Thursday, October 28, 2010

cherry blossom

green tea dancing with tunes of sweet tang and floral ribbons.

another email from the assailant.  my ministry staff and i have been indulging him by responding to each of his accusational points and gently asking him to cease his slanderous tones.  however with each communication from us, he's been flinging back at us, not responses, but more of his opinions and arrows.

today's the limit.

i couldn't sleep at all two nights ago.  i went to an important meeting early the following morning, slow and zombie-fied.  i'd never been under such direct attack and blatant unmerited insults.  none of us have ever met this guy.

so today, the part of love that does not delight in evil, but embraces truth had to take action.

exhausted.  thank you, God for green tea and cherry.

Wednesday, October 27, 2010

vanilla comorro

black tea with a hint of vanilla--a scent that became wildly popular during the 90's and quickly nauseating in the 2000's.

this business of hating folk... truly a destructive force, i must say.  it doesn't necessarily propel as much anger as it boils, does it?
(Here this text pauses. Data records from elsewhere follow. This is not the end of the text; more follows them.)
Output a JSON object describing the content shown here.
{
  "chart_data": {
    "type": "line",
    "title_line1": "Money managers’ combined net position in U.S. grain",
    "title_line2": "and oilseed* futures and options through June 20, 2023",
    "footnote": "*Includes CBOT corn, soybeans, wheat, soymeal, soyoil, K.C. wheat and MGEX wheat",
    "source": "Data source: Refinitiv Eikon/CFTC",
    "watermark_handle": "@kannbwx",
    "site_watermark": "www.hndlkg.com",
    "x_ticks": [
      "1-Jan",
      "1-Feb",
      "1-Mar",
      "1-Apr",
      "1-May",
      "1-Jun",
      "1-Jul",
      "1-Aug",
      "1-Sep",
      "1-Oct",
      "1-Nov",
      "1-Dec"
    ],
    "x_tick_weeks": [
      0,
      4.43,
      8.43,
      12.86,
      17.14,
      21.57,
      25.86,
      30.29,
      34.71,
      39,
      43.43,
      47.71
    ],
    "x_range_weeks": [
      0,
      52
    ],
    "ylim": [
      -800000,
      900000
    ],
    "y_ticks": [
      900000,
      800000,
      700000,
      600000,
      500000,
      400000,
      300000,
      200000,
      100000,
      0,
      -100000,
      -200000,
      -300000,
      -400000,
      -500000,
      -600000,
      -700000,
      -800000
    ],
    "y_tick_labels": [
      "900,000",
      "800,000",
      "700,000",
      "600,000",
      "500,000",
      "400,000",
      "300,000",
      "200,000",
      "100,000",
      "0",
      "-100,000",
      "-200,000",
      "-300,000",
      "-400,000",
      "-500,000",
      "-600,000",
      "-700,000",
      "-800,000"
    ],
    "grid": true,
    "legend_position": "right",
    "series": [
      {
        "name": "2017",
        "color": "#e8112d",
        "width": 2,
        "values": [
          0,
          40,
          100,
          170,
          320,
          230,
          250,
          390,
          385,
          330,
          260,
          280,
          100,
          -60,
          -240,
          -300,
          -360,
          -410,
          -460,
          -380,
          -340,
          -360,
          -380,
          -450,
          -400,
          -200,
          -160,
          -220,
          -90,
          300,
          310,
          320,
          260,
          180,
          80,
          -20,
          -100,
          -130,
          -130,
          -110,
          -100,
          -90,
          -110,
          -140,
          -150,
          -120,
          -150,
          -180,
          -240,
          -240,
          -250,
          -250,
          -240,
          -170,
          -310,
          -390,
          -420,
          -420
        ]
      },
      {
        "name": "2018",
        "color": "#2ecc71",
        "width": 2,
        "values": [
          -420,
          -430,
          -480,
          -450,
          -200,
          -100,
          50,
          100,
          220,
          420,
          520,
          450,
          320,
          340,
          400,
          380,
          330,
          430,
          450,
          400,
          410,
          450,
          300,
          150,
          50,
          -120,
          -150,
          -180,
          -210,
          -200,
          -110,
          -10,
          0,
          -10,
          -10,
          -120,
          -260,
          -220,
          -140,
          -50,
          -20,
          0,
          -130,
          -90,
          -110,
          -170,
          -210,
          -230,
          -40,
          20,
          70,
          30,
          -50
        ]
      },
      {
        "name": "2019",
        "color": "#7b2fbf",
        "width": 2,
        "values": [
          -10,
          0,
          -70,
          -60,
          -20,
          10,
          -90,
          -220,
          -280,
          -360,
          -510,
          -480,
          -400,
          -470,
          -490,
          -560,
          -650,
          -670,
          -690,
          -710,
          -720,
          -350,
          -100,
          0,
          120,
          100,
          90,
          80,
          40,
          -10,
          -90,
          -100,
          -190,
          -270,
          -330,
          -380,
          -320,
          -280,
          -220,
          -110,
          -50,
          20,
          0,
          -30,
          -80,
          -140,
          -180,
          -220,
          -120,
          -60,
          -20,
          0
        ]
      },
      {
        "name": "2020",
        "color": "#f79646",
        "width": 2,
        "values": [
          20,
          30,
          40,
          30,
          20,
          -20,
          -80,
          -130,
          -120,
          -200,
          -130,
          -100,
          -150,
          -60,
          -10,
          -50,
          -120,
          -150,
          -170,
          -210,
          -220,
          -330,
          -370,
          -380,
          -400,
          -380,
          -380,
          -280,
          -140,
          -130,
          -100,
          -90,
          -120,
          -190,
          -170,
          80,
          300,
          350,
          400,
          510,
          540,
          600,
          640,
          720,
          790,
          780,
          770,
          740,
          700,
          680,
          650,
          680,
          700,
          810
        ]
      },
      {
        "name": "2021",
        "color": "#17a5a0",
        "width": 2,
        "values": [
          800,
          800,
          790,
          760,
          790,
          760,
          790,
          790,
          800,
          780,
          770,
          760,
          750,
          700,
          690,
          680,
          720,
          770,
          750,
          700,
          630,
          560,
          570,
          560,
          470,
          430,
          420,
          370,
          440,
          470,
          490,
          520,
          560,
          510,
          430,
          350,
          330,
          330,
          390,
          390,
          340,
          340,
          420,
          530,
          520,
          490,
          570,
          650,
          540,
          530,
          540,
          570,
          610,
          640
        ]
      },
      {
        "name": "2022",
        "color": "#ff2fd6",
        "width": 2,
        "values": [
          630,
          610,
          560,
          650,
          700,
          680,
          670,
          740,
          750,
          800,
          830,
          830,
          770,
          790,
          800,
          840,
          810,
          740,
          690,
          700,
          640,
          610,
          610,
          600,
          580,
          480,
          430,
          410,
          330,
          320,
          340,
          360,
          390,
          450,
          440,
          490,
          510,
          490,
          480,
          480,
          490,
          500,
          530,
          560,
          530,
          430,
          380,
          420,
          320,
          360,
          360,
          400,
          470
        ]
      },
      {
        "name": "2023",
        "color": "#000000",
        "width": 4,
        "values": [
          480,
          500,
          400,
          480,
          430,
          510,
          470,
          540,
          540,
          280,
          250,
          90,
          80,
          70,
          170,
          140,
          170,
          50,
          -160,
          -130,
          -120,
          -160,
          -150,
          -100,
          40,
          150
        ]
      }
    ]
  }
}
so after some time of wrestling with my utter hideousness, i've come to a conclusion--i have to let it go.  and it's not only possible, it's what this life is meant to do.

recently i came across some people whose philosophies were so set in stone in its most minor points that anything challenging those points in any hint of a way would be met with quick judgment and accusations.  there was a time when i was that way...

i do not regret my passion, nor what i stood for.  however i do regret the manner with which i communicated them. 

i can't continue to hate.  it's too energy-consuming.  and i need my energy to fight off the forces that attack those i love.

Saturday, October 23, 2010

chocolate souffle

honeybush, chocolate chips, cream caramel pieces, rosebud



birth of scraps




















having recently been blind-sighted a few times, by people i trusted, with information that they chose to use to sever their ties with me, i began to wonder if i'm the only one who lives the way i was taught--if something's wrong, fix it.

i was sitting in a cafe with a friend, talking about a film.  she was obscenely loud and the entire room was shooting surreptitious glares my way.  naturally she didn't notice.  she lived in freedom from social awareness.  however i couldn't bare disturbing others and i really couldn't stand her being THAT GIRL.  so i lowered my head and whispered to her that she was being a bit loud.

Monday, October 18, 2010

lemonade matcha

what is the thread in the human experience?
relationship.

there was a time when i would've answered "pain, significance, sex, or disappointment."  the last thing i would have thought of was relationship.  yet, each of my possible answers have an underlying origin--relationship.